Il gigante cinese avanza a rilento

L’ascesa della Cina a “peso massimo” internazionale ha caratterizzato l’evoluzione dell’economia mondiale.

mercati finanziariFino a poco tempo fa, gli investitori erano abituati a sbalorditivi tassi di crescita del PIL, che sembravano sfidare le leggi di gravità. A nostro parere, il mercato azionario cinese ha ancora un potenziale nonostante le grandi sfide che la seconda economia mondiale deve affrontare.

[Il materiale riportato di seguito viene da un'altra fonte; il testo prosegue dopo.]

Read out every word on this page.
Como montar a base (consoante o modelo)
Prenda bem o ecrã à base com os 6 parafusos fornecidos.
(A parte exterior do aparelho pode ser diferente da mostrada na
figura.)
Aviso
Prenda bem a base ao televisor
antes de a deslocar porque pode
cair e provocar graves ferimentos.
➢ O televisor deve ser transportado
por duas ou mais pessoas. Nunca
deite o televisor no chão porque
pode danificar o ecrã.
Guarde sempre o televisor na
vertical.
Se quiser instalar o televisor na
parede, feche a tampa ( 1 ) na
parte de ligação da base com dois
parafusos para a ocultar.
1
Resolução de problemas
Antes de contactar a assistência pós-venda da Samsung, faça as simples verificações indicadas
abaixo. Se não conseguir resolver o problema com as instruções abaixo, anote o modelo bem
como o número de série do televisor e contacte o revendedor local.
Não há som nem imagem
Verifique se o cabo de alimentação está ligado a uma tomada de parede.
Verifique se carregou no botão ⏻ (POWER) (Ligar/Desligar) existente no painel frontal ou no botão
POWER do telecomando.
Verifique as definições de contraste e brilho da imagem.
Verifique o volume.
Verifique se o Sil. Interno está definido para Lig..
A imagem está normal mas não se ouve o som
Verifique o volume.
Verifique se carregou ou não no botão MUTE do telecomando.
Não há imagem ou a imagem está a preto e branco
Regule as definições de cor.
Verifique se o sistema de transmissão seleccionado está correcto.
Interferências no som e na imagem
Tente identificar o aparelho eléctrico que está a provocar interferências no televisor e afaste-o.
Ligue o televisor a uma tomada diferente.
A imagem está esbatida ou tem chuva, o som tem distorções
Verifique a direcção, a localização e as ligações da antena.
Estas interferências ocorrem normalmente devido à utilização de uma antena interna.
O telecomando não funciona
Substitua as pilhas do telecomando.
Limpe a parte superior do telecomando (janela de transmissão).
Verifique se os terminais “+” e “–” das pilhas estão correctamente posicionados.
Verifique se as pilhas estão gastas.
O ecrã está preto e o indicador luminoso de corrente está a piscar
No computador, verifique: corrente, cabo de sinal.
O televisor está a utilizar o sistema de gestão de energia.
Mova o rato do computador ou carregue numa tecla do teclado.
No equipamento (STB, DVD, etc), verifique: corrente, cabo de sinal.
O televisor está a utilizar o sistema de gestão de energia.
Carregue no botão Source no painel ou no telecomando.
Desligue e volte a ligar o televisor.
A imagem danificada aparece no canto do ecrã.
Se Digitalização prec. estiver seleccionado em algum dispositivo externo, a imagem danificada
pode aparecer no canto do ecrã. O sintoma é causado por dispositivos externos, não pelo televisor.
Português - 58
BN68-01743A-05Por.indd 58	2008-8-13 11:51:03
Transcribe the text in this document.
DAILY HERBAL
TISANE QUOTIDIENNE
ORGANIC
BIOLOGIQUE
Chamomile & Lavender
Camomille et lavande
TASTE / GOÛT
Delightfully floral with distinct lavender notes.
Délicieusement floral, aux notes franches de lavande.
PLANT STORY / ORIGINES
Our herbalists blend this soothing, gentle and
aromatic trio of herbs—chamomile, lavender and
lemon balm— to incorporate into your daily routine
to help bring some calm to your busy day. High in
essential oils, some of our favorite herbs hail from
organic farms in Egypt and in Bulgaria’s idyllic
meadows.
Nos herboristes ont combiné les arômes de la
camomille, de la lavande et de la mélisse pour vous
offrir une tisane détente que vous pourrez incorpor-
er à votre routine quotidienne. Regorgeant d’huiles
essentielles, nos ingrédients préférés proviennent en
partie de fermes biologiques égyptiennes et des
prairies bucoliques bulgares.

Per la prima volta dalla fine degli anni settanta, quando ex leader Deng Xiaoping introdusse le riforme di mercato, la crescita economica cinese sta notevolmente rallentando, con tassi annui scesi dal 10 o più percento al 7 percento. Nel novembre del 2013, in una seduta cruciale, la terza sessione plenaria del Comitato Centrale del Partito Comunista ha riconosciuto l’entità degli squilibri dell’economia cinese e la mancanza di sostenibilità di una crescita economica guidata dalle esportazioni e fortemente dipendente dagli investimenti. Questi squilibri economici sono riconducibili alla massiccia espansione alimentata dall’attività creditizia, che ha avuto luogo tra il 2009 e il 2011 in risposta alla “grande crisi finanziaria” e che ha provocato una grande bolla immobiliare e una sovraccapacità in molti rami industriali. La nuova leadership giunta al potere nel 2013 ha tracciato un piano di riforma a lungo termine volto a favorire un meccanismo di fissazione dei prezzi più orientato al mercato, uno spostamento verso una crescita trainata dai consumi e una graduale liberalizzazione del settore finanziario. Un esempio emblematico di questa transizione verso i servizi e i consumi interni è l’offerta pubblica iniziale del colosso cinese dell’e-commerce Alibaba Group al New York Stock Exchange nel settembre 2014.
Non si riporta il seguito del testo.